Everyone should use their own judgment, but when you look at the charts, it does seem like one of the areas where airlines beat the market (on average) is when it comes to the depth of the dips, and the speed of recovery, given the industry’s volatility, and the panic selling that happens.

Interestingly, Baker and Streeter argued that long term they think it’s increasingly likely that you’ll be able to park money in airlines and generate above average returns on a three to five year horizon. If you time things right, that’s probably true. The issue is how few airlines are actually “healthy,” and just how much can change over a three to five year period.

Bottom line

Airlines are really tough businesses, and personally (as a non-financial expert), I fail to see merit to investing in them in the long run, given that we have access to a broader market. There are just so many other industries with better potential for higher returns, and with less volatility.

That being said, I’d argue there are two situations where you can come out ahead investing in airlines. One is if you think consolidation is likely, though that also comes with huge risks — there’s upside, but the airlines that are targets of consolidation also often aren’t in a great spot.
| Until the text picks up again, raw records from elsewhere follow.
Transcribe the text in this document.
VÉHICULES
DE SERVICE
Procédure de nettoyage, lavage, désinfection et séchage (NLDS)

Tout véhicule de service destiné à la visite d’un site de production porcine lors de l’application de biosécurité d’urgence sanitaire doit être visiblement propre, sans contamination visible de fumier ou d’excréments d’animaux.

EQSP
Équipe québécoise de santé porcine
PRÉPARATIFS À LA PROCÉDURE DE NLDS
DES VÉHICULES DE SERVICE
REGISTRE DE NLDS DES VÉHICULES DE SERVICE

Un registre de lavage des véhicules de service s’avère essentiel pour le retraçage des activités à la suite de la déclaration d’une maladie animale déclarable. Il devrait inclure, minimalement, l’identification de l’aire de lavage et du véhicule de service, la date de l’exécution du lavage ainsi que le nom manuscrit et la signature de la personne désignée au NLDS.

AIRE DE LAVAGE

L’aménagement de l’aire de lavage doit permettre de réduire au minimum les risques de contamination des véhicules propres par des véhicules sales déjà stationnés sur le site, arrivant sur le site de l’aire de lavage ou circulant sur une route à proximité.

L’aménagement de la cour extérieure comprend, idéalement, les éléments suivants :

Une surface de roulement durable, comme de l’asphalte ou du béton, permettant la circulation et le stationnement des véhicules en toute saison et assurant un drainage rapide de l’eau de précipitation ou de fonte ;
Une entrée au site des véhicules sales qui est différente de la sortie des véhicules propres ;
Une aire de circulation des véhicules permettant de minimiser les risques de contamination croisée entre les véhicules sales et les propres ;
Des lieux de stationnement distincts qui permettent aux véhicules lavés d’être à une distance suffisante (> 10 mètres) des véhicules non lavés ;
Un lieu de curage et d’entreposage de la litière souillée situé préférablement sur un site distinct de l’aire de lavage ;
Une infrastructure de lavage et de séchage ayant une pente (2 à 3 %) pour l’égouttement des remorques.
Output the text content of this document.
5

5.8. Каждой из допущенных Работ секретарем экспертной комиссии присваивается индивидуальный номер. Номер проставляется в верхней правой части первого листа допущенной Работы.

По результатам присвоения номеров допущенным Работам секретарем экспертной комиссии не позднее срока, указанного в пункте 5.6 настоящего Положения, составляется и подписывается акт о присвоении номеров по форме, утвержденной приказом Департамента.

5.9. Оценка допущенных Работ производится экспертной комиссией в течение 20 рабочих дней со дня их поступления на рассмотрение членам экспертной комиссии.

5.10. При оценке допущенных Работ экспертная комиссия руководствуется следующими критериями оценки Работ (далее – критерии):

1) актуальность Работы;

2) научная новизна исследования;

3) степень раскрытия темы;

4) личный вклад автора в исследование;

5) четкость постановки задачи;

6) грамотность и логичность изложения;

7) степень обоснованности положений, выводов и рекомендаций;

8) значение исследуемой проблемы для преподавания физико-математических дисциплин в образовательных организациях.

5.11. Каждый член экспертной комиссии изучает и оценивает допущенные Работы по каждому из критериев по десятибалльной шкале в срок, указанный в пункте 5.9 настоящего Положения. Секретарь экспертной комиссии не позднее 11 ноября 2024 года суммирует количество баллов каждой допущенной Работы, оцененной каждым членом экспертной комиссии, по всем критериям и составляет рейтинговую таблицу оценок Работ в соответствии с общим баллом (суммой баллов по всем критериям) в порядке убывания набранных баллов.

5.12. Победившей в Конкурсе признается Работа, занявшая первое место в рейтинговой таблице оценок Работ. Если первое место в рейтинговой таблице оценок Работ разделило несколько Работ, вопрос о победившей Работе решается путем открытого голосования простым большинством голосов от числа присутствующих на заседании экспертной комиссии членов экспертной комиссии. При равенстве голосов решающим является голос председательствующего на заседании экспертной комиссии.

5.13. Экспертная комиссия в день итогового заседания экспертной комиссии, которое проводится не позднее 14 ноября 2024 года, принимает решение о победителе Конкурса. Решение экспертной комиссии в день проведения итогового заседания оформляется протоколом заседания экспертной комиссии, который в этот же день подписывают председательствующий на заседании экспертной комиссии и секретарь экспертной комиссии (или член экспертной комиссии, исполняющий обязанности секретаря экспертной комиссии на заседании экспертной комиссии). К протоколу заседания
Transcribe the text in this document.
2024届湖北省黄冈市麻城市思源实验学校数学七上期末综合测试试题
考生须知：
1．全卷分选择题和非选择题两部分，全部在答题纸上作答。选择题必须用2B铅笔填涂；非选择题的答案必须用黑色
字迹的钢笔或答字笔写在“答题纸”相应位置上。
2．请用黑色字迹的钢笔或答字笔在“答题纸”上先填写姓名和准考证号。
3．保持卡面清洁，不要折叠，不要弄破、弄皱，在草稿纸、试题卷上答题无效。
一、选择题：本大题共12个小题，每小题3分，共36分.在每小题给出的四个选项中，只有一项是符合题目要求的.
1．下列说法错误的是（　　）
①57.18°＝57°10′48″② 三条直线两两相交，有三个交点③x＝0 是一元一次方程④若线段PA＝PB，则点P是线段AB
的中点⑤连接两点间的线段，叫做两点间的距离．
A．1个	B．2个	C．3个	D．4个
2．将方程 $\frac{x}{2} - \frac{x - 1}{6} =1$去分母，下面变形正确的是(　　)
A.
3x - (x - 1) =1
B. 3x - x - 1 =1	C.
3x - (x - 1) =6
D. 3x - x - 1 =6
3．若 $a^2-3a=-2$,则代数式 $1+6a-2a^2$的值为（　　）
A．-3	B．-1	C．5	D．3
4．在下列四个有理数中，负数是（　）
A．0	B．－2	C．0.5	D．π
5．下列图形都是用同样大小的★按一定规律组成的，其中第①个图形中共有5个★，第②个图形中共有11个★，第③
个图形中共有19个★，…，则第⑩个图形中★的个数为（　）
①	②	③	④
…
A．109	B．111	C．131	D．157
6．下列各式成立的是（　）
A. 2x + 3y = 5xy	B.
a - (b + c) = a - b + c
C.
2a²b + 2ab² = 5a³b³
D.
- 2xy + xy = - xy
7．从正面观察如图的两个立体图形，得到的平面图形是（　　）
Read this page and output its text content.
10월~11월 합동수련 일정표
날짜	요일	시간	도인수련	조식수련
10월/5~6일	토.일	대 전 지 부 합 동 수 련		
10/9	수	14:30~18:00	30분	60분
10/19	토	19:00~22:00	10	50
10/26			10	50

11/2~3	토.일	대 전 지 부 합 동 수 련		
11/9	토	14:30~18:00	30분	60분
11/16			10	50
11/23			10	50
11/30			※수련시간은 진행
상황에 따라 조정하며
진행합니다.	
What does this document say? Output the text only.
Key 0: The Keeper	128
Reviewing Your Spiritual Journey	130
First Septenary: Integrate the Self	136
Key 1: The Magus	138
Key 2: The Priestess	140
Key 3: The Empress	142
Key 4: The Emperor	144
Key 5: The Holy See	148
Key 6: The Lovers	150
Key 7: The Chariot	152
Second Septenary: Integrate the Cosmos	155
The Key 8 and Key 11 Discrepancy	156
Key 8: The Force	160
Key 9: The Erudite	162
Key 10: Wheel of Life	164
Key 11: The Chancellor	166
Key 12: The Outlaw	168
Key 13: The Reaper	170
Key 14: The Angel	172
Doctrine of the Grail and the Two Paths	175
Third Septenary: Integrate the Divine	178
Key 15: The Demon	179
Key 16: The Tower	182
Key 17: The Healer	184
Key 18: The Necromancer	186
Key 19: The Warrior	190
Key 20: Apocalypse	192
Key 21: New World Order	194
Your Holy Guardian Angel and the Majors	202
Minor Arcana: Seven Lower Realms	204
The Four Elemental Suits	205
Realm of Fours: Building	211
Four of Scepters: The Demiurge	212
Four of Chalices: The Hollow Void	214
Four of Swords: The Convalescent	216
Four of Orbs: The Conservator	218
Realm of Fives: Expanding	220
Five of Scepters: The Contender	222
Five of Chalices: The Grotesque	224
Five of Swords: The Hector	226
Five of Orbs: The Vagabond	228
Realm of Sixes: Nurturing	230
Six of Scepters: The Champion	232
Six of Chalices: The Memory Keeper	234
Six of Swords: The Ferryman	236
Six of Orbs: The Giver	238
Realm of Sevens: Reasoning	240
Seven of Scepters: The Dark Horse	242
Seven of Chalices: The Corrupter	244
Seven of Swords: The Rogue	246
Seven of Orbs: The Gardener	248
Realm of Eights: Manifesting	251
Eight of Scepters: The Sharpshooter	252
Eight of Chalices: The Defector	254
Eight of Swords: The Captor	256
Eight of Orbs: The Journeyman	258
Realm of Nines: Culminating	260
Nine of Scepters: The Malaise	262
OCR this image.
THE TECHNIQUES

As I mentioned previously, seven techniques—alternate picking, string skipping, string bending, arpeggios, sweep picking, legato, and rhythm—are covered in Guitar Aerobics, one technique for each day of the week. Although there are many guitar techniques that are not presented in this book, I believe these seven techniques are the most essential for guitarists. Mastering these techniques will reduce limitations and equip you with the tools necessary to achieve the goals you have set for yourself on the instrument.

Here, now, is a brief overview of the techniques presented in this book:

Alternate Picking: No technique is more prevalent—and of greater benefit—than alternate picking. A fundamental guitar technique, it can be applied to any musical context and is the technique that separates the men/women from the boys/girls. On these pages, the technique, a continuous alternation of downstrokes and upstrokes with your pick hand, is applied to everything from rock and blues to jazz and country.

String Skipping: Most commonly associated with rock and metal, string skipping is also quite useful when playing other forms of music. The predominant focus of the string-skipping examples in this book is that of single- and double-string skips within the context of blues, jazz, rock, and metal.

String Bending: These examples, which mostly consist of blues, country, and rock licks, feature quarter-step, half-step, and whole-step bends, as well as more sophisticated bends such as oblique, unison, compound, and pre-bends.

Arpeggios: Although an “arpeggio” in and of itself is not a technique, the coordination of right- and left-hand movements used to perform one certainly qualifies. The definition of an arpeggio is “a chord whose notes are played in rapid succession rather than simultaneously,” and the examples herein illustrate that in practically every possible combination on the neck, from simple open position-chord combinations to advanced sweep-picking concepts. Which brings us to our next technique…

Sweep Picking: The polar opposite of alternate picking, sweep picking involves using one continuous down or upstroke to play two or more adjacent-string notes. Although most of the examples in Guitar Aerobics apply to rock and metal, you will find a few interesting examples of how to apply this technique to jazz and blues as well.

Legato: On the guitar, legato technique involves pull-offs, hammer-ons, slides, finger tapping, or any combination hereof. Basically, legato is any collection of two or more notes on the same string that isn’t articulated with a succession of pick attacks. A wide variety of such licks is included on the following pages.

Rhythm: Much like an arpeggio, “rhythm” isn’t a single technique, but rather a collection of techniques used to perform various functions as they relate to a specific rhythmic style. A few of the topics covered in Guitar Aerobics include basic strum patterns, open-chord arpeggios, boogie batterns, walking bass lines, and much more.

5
The other — and it’s still risky, but less so than hoping for a merger — is following the “down 30 in 30” trading rule. If an airline stock drops 30% in 30 trading days, it’s highly likely the stock will go up by at least 50% over the course of 180 trading days. There’s no guarantee, of course, but better than two-thirds odds sound pretty good to me, especially when the upside is often significantly more than 50%.

Where do you stand on buying airline stocks? Under what circumstances do you think it makes sense?